Hiss’s memoir, “In the Court of Public Opinion” (Knopf 1957), draws heavily on his Petition for a New Trial on Grounds of Newly Discovered Evidence.  His late-in-life autobiography, “Recollections of a Life,” was published by Seaver in 1988.  It is as dry as his first book.  Hiss’s son, Anthony, maybe best known as The New Yorker’s railroad correspondent under the pseudonym E.M. Frimbo, wrote about himself and his father in “Laughing Last” (Houghton Mifflin 1977) when things were looking up for his dad.  After the verdict of history had turned the other way, the young Hiss produced “The View from Alger’s Window: A Son’s Memoir” (Houghton Mifflin 1999).  It concentrates on the correspondence he shared with his imprisoned father.  The New York Times reviewer described the latter book as “deeply troubling,” “a painful story of the family as a factory of denial.”“Family Ties,” by Ann Douglas, https://archive.nytimes.com/www.nytimes.com/books/99/06/27/reviews/990627.27dougl.html.

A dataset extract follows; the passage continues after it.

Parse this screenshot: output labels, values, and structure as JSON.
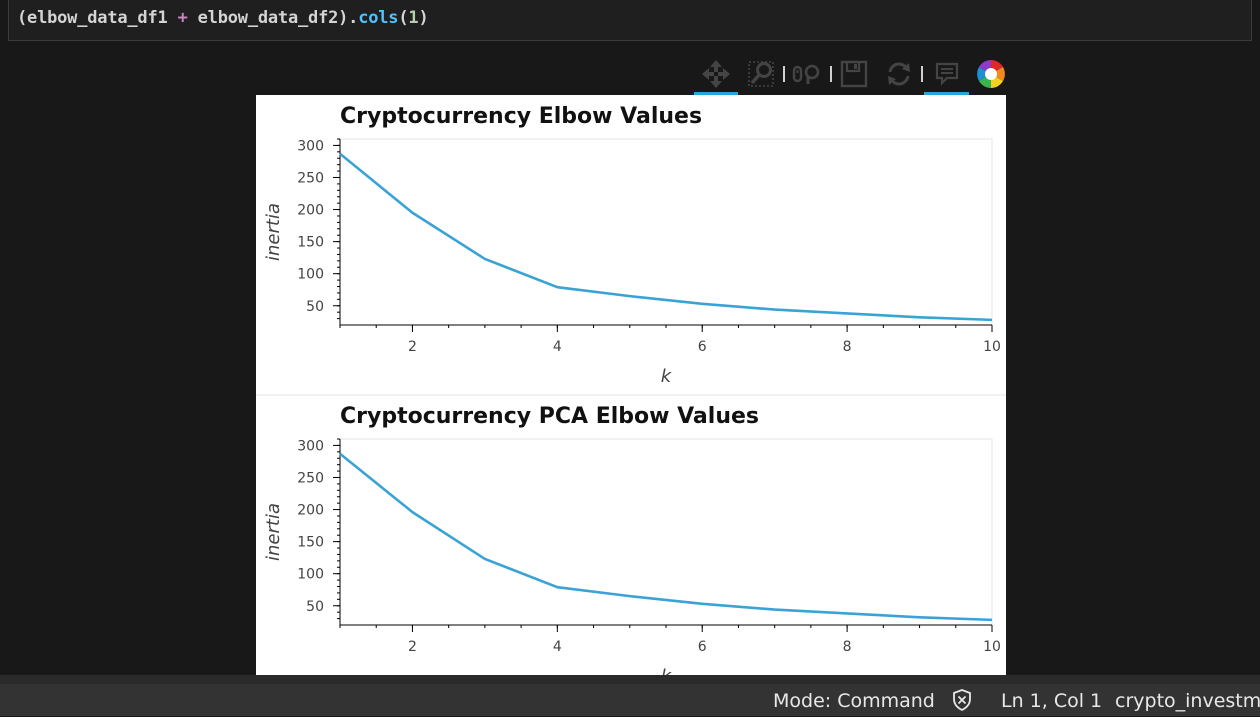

That The Times would publish such a review indicates how much, even among northeastern liberals, the verdict had solidified against Hiss and for Chambers.
 
More about the two protagonists’ post-trial lives can be found in Professor Weinstein’s book “Perjury” at pages 550-72 (chapter titled “Alger and Whittaker: The Vigil and the Death Watch”); and at pages 444-514 of the Sam Tanenhaus biography “Whittaker Chambers.”
 
Questions:  Which protagonist suffered more after the trials — the imprisoned Hiss or the ostracized Chambers?  Do you have a hunch that one or both of them overcame gloom and died with a somewhat satisfied, “something ventured, something gained” feeling?  Of the wives and children, only one (Hiss’s son) capitalized on The Case.  If you had been one of the others, would you have been tempted to follow Tony’s path?
 
If Hiss was guilty, why didn’t he avoid the limelight like Chambers did?  And, when his son got interested in The Case, why didn’t Hiss say to him “Son, this has taken over my life, but it doesn’t have to mess up yours. I’ve got some years to live and powerful friends on my side; you just get on with your own existence and leave this to us.”  Why would he let his son take up a cause that Hiss knew was a lie and would likely someday be exposed as such, making his son look pitiful?